JEAN Rony Jean-Charles pictured in 2018.

JEAN Rony Jean-Charles pictured in 2018.

By EARYEL BOWLEG

Tribune Staff Reporter

ebowleg@tribunemedia.net

JEAN Rony Jean-Charles’ legal trials symbolised hope for many residents of Haitian descent.

Some closely followed his case as it unfolded in 2017 and 2018.

When news of his death hit last week, they felt a sense of loss.

“People are getting killed in The Bahamas left and right, but his situation was a tragic one because he had some kind of significance in The Bahamas, whether he was a Bahamian citizen or not,” said Wilson Edounord, a 48-year-old who closely followed Jean-Charles’ case.

Mr Jean-Charles, a Bahamas-born child of Haitian parents, did not apply for citizenship when he was between the ages of 18 and 19 as he was entitled to do under Article seven of the Constitution.

Immigration officials apprehended him on September 18, 2017, and deported him to Haiti on November 24, 2017, citing his alleged failure to produce documents that confirmed his identity.

Jean-Charles was deported to Haiti in 2017 for failing to produce documents to confirm his identity. After a judge ordered his return at authorities’ expense, Jean-Charles returned in 2018.

Former Attorney General Carl Bethel said at the time that Jean-Charles’ case placed the government in a position uncovered by law or the constitution and exposed a significant and far-reaching legal challenge over the verification of birth certificates.

The Court of Appeal later overturned the Supreme Court’s ruling.

However, the Privy Council ruled in Jean-Charles’ favour last December.

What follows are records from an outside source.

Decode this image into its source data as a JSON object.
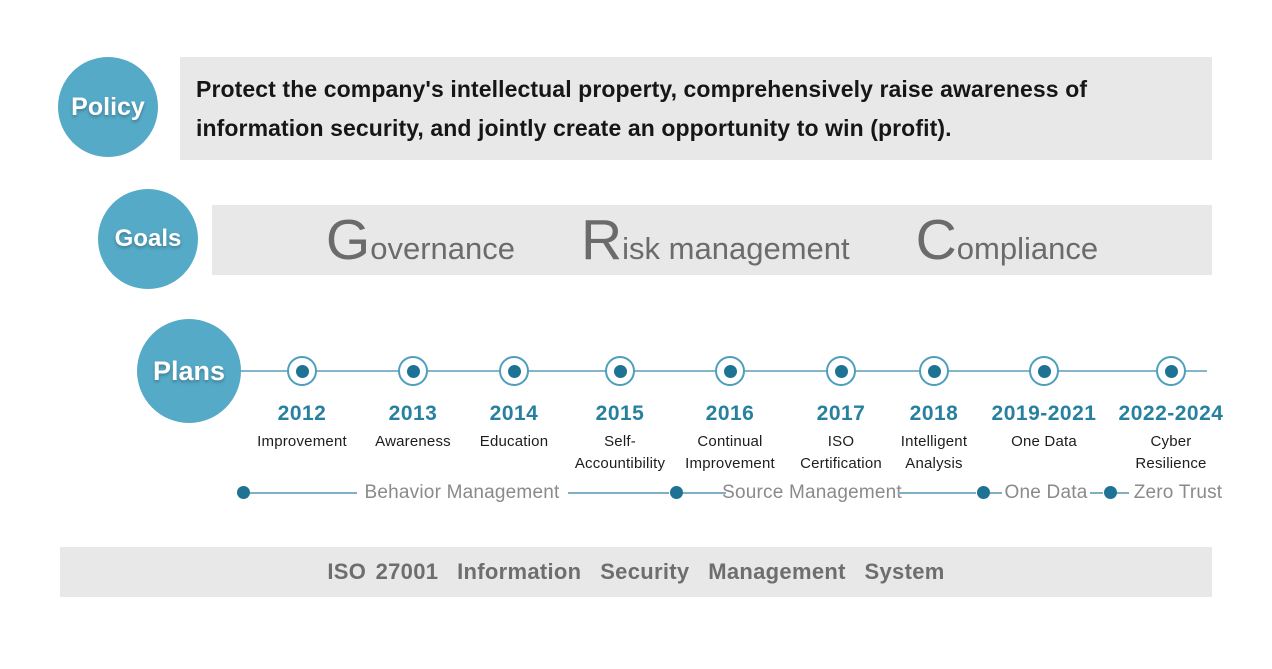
{
  "policy": {
    "label": "Policy",
    "line1": "Protect the company's intellectual property, comprehensively raise awareness of",
    "line2": "information security, and jointly create an opportunity to win (profit)."
  },
  "goals": {
    "label": "Goals",
    "items": [
      {
        "initial": "G",
        "rest": "overnance"
      },
      {
        "initial": "R",
        "rest": "isk management"
      },
      {
        "initial": "C",
        "rest": "ompliance"
      }
    ]
  },
  "plans": {
    "label": "Plans",
    "milestones": [
      {
        "year": "2012",
        "label": "Improvement"
      },
      {
        "year": "2013",
        "label": "Awareness"
      },
      {
        "year": "2014",
        "label": "Education"
      },
      {
        "year": "2015",
        "label": "Self-\nAccountibility"
      },
      {
        "year": "2016",
        "label": "Continual\nImprovement"
      },
      {
        "year": "2017",
        "label": "ISO\nCertification"
      },
      {
        "year": "2018",
        "label": "Intelligent\nAnalysis"
      },
      {
        "year": "2019-2021",
        "label": "One Data"
      },
      {
        "year": "2022-2024",
        "label": "Cyber\nResilience"
      }
    ],
    "phases": [
      {
        "label": "Behavior Management"
      },
      {
        "label": "Source Management"
      },
      {
        "label": "One Data"
      },
      {
        "label": "Zero Trust"
      }
    ]
  },
  "footer": {
    "text": "ISO 27001  Information  Security  Management  System"
  },
  "colors": {
    "bubble_teal": "#55aac7",
    "node_dot_teal": "#1e7293",
    "node_ring_teal": "#4e9fbe",
    "year_teal": "#27809f",
    "panel_gray": "#e8e8e8",
    "goal_text_gray": "#6b6b6b",
    "phase_text_gray": "#8a8a8a",
    "footer_text_gray": "#6e6e6e"
  }
}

The appellate court remitted the matter to the Supreme Court to reconsider the application for constitutional relief. The case was still pending when Jean-Charles was killed. 

 Jean-Rony’s fight for constitutional relief ended last week when he was fatally stabbed during an argument in the Royal Palm Street area.

“When you were born in The Bahamas, the law didn’t say you had to leave the country. It just said you need some kind of status, but they were just dumping people,” said Mr Edounord. “Jean Rony came and brought light to that.”

Stephanie St Fleur, president of Human Rights Bahamas, recalled the legal matter’s toll on Jean-Charles.

“If we did not have the government bring him back, I think many countless others might have had that same fate,” she said. “You know, for someone who was born in The Bahamas and who don’t know Haiti as home and never went to Haiti, it was bad.

“That’s why I’m actually feeling his death right now because from him coming back from Haiti, he was never the same and then you know he had a lot of trauma he was dealing with. So I was just praying for God to actually help him find his way, but he was working and doing what he had to do to survive but I think from that incident he went through when he came back, maybe he wasn’t the same.”

Melon Gein, a Bahamian of Haitian descent, said much still needs to be improved for people born in The Bahamas to foreign parents.

“I know we’re supposed to apply before 18, but what happens to those when it’s hard to get a job, open a bank account? Nobody wants to hire you without the proper identification, without the proper documents. So all that plays a factor in you applying late because how you make money to apply when it’s really expensive?”